Surprised? I was, but I shouldn’t have been.

capacity While working on other topics I ran across an interesting slide in a presentation given by Microsoft at TechEd Europe 2009 on virtualization and Exchange. Specifically the presenter called out the average 12% overhead incurred from the hypervisor on systems in internal testing. Intuitively it seems obvious that a hypervisor will incur overhead; it is, after all, an application that is executing and thus requires CPU, I/O, and RAM to perform its tasks. That led to me to wonder if there was more data on the overhead from other virtualization vendors.

I ended up reading an enlightening white paper from VMware on consolidation of web applications and virtualization in which it observes that multi-virtual configurations actually outperformed in terms of capacity and performance a server configured with a similar number of CPUs. Note that this is specifically for web applications, though I suspect that any TCP-heavy application would likely exhibit similar performance characteristics.

quotesAlthough virtualization overhead varies depending on the workload, the observed 16 percent performance degradation is an expected result when running the highly I/O‐intensive SPECweb2005 workload. But when we added the second processor, the performance difference between the two‐CPU native configuration and the virtual configuration that consisted of two virtual machines running in parallel quickly diminished to 9 percent. As we further increased the number of processors, the configuration using multiple virtual machines did not exhibit the scalability bottlenecks observed on the single native node, and the cumulative performance of the configuration with multiple virtual machines well exceeded the performance of a single native node.

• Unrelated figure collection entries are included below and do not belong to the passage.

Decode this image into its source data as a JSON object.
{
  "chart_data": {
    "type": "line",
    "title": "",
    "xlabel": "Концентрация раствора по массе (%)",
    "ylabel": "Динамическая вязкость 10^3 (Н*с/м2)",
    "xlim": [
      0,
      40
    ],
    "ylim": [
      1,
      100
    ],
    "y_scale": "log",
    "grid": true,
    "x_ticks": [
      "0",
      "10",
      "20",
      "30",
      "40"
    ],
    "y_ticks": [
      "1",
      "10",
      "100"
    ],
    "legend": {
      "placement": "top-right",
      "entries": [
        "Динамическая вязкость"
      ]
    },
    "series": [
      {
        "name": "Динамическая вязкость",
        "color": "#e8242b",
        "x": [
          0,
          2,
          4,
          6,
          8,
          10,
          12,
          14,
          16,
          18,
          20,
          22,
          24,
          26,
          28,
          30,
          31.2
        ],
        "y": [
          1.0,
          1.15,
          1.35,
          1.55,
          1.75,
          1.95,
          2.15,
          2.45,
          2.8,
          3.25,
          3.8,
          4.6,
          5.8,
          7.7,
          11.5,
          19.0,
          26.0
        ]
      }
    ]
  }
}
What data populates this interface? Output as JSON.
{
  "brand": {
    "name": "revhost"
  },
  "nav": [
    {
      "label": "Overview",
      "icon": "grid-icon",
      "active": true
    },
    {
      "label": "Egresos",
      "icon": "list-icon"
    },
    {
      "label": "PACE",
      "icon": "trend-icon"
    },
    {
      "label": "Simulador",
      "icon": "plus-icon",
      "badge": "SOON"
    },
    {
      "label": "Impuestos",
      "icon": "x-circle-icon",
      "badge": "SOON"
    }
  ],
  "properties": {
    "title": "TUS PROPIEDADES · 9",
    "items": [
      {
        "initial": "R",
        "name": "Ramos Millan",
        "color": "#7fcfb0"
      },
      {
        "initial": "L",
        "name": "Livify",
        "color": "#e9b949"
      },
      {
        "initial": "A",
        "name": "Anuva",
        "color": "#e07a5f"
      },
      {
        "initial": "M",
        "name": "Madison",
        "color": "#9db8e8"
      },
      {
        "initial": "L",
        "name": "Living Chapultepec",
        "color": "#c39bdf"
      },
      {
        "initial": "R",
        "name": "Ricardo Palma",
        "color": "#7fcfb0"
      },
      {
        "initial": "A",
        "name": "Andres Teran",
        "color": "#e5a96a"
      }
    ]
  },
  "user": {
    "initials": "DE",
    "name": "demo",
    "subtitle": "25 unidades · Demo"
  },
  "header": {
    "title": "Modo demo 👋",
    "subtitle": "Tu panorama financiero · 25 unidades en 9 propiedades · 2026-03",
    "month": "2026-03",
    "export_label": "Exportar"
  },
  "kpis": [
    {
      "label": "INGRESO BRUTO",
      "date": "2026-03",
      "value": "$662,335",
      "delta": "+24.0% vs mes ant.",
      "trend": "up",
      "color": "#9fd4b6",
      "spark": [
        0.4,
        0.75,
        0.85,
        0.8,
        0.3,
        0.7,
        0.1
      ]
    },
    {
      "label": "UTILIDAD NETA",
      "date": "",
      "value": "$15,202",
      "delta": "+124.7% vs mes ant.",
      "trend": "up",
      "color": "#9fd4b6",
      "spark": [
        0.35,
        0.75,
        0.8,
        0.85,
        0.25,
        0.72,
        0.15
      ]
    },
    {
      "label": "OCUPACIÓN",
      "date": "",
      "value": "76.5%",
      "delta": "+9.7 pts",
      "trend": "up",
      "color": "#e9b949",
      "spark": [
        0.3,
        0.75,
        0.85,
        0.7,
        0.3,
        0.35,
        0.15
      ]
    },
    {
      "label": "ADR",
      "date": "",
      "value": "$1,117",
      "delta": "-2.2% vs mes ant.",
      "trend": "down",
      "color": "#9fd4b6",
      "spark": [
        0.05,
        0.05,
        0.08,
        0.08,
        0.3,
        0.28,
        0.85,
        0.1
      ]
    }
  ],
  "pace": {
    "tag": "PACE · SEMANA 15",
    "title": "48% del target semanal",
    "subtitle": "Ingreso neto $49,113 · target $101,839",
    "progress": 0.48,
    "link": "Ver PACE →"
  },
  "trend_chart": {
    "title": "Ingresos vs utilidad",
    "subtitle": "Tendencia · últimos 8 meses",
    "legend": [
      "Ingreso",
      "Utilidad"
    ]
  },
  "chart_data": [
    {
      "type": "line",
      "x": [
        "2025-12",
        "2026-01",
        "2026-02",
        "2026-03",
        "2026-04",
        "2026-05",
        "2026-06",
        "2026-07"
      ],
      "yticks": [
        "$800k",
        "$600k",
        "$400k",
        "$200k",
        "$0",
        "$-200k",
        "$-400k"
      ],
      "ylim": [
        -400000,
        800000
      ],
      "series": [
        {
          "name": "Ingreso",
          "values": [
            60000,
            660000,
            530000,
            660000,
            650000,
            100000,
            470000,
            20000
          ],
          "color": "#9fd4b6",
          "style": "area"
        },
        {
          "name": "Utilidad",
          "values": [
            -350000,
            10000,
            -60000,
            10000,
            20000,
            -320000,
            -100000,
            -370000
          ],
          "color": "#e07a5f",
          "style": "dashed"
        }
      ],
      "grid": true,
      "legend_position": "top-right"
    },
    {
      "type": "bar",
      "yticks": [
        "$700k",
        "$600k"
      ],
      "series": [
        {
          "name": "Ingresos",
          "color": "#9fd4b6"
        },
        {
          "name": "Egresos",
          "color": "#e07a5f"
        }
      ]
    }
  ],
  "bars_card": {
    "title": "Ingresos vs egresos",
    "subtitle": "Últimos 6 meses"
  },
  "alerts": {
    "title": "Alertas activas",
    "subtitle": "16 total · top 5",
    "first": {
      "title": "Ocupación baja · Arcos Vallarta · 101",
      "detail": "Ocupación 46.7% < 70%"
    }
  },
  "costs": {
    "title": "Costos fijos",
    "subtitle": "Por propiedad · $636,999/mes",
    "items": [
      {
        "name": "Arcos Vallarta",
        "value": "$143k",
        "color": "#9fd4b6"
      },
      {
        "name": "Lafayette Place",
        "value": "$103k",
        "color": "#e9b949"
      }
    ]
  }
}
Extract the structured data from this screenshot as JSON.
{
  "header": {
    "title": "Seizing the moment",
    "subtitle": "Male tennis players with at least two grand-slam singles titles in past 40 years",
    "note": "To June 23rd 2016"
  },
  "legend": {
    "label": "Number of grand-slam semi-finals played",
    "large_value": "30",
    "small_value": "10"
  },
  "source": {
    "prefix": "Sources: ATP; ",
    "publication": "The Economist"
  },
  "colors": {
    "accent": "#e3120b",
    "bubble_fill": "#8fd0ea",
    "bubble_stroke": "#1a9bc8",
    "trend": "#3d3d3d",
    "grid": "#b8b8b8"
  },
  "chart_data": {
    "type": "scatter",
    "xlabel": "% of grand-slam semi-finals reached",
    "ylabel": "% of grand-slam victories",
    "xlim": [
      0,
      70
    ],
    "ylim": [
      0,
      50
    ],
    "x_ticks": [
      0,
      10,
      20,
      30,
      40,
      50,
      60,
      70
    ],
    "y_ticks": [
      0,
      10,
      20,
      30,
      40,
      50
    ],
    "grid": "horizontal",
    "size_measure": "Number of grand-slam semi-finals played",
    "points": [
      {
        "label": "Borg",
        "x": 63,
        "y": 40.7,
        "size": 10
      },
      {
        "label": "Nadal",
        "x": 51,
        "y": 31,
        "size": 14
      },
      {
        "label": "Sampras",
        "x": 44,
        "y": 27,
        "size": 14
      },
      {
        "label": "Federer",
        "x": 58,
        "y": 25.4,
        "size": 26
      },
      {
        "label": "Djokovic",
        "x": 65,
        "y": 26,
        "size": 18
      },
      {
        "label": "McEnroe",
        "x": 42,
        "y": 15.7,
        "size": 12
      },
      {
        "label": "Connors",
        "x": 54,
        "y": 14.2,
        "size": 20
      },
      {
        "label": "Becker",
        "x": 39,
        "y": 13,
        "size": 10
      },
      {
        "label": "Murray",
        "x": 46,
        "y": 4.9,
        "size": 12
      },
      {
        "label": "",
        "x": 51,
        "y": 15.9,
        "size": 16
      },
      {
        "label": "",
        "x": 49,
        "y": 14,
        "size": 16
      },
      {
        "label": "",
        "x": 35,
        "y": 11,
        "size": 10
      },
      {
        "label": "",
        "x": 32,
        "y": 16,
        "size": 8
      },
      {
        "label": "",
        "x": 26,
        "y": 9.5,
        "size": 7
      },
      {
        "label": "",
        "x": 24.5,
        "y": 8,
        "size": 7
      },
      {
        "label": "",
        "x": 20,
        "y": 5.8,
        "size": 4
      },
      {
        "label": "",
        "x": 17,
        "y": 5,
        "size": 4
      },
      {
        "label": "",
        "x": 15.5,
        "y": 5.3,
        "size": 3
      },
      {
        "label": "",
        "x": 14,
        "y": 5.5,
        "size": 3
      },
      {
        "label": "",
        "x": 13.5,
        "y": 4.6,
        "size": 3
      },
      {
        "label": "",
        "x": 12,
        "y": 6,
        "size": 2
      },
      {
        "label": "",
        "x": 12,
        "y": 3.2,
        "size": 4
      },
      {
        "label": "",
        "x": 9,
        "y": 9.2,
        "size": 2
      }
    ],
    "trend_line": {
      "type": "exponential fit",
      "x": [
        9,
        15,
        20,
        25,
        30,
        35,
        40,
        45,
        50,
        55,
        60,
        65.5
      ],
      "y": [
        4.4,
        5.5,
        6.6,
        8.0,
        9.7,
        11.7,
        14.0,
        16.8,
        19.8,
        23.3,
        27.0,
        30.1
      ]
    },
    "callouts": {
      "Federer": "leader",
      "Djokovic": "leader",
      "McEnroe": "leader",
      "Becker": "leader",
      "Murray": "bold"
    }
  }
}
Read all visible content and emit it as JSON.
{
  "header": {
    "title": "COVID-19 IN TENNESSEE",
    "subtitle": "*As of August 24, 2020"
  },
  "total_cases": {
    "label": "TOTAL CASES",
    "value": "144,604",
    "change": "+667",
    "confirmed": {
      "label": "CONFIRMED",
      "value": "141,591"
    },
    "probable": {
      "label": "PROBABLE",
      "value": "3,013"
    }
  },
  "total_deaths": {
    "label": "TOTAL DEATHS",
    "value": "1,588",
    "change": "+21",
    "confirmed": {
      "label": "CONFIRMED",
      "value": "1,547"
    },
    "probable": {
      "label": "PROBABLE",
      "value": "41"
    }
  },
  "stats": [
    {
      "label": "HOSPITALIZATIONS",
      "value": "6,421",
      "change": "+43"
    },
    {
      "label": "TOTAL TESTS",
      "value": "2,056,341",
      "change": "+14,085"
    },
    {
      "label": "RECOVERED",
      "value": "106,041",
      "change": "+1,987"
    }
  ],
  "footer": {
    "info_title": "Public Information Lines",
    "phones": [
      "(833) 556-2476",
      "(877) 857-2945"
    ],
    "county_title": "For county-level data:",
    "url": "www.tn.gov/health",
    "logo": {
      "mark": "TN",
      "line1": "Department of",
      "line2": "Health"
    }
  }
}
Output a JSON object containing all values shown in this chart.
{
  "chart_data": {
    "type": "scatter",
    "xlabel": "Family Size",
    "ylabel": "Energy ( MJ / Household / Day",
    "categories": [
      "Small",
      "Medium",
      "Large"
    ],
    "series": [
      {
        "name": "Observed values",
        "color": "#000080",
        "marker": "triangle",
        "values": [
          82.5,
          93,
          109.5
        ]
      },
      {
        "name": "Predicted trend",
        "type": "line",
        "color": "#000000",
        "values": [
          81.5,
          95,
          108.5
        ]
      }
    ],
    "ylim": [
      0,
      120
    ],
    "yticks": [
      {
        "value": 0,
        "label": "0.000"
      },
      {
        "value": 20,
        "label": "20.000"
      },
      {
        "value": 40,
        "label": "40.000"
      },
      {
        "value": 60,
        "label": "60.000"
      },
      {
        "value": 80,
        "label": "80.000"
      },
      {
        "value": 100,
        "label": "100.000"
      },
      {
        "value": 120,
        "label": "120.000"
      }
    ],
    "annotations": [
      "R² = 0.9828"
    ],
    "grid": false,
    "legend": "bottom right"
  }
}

-- “Consolidating Web Applications Using VMware Infrastructure” [PDF, VMware]

We know there’s overhead associated with the hypervisor. Fact. But what’s interesting here is that the overhead turns out to be irrelevant – at least in the case of web applications. What’s important is the initial degradation of performance and its subsequent improvement as additional virtual instances are added. We need to understand why that’s the case, because it has – or should have – an impact on our overall architectural strategy.